At a board meeting, Adira proposes that Volturi purchase all of its costumes
from a manufacturer in India. Adira says she has received Binaples of the
costumes and they look fantastic – although she fails to tell Dieter that she hasn’t
tried on any of the costumes. Relying on Adira’s expertise in the field, Dieter
agrees, and they pass a resolution that all of Volturi’s costumes will be
purchased from the manufacturer in India. In accordance with the resolution,
Adira proceeds to purchase a large number of vampire costumes from the
Indian manufacturer.
Unfortunately, the costumes that Adira purchases for Volturi are made from a
coarse, chemical-treated fabric that gives many wearers a severe rash. Several
customers initiate lawsuits against Volturi, claiming damages due to the rashes
they have developed. As a result of the lawsuits and the inability of Volturi to
hire out the costumes, Volturi sustains large losses and is on the verge of
liquidation.
(a) Does Volturi Pty Ltd have any claims against Adira and/or Dieter? If so,
what remedy would Volturi Pty Ltd seek?
(b) Would your answer change if Dieter was originally unsure whether Volturi
Pty Ltd should purchase the costumes, and he had engaged an external
costume expert who then supported Adira’s conclusions?

Answer: 

Volturi Pty Ltd may have claims at common law for breach of duty of care and
diligence against Dieter and Adira. Dieter and Adira are subject to a standard of care
that requires them to understand the company’s business and be aware of the
fundamentals of the business including knowing the industry the company is in. As
directors, are Dieter and Adira responsible for the company’s operations? If this is
Adira’s special skill, then her failure may well have breached this duty.

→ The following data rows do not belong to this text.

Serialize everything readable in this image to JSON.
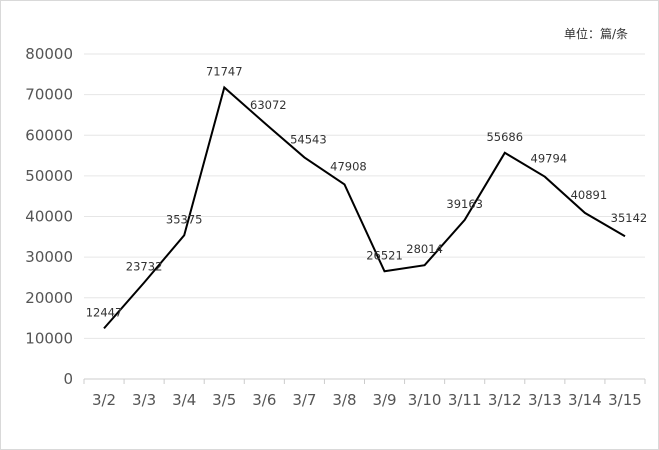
{
  "unit_label": "单位：篇/条",
  "chart_data": {
    "type": "line",
    "categories": [
      "3/2",
      "3/3",
      "3/4",
      "3/5",
      "3/6",
      "3/7",
      "3/8",
      "3/9",
      "3/10",
      "3/11",
      "3/12",
      "3/13",
      "3/14",
      "3/15"
    ],
    "series": [
      {
        "values": [
          12447,
          23732,
          35375,
          71747,
          63072,
          54543,
          47908,
          26521,
          28014,
          39163,
          55686,
          49794,
          40891,
          35142
        ]
      }
    ],
    "data_labels": [
      "12447",
      "23732",
      "35375",
      "71747",
      "63072",
      "54543",
      "47908",
      "26521",
      "28014",
      "39163",
      "55686",
      "49794",
      "40891",
      "35142"
    ],
    "y_ticks": [
      "0",
      "10000",
      "20000",
      "30000",
      "40000",
      "50000",
      "60000",
      "70000",
      "80000"
    ],
    "ylim": [
      0,
      80000
    ],
    "grid": true,
    "line_color": "#000000"
  }
}
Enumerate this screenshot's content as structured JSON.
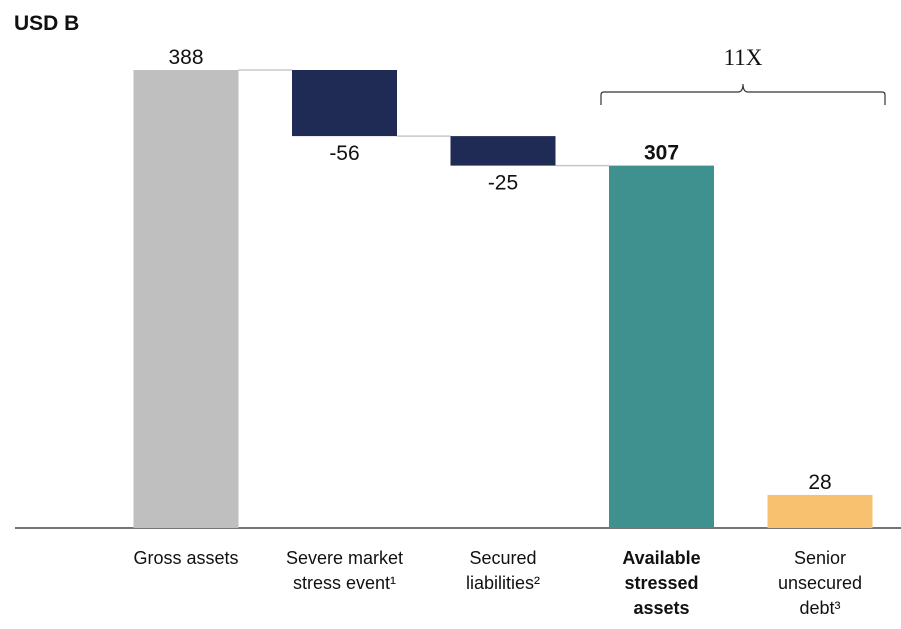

As managing director Dieter’s standard of care will require him to have the skill for
day-to-day management of the company on the other hand Adira’s standard of care
will be tested against people of same skill and expertise i.e. with experience with
costumes.

If Dieter retained an external expert after informing himself about the expert and
being satisfied that they were competent and reliable, they may have satisfied the
standard of care as set out in s 189 of the Corporations Act.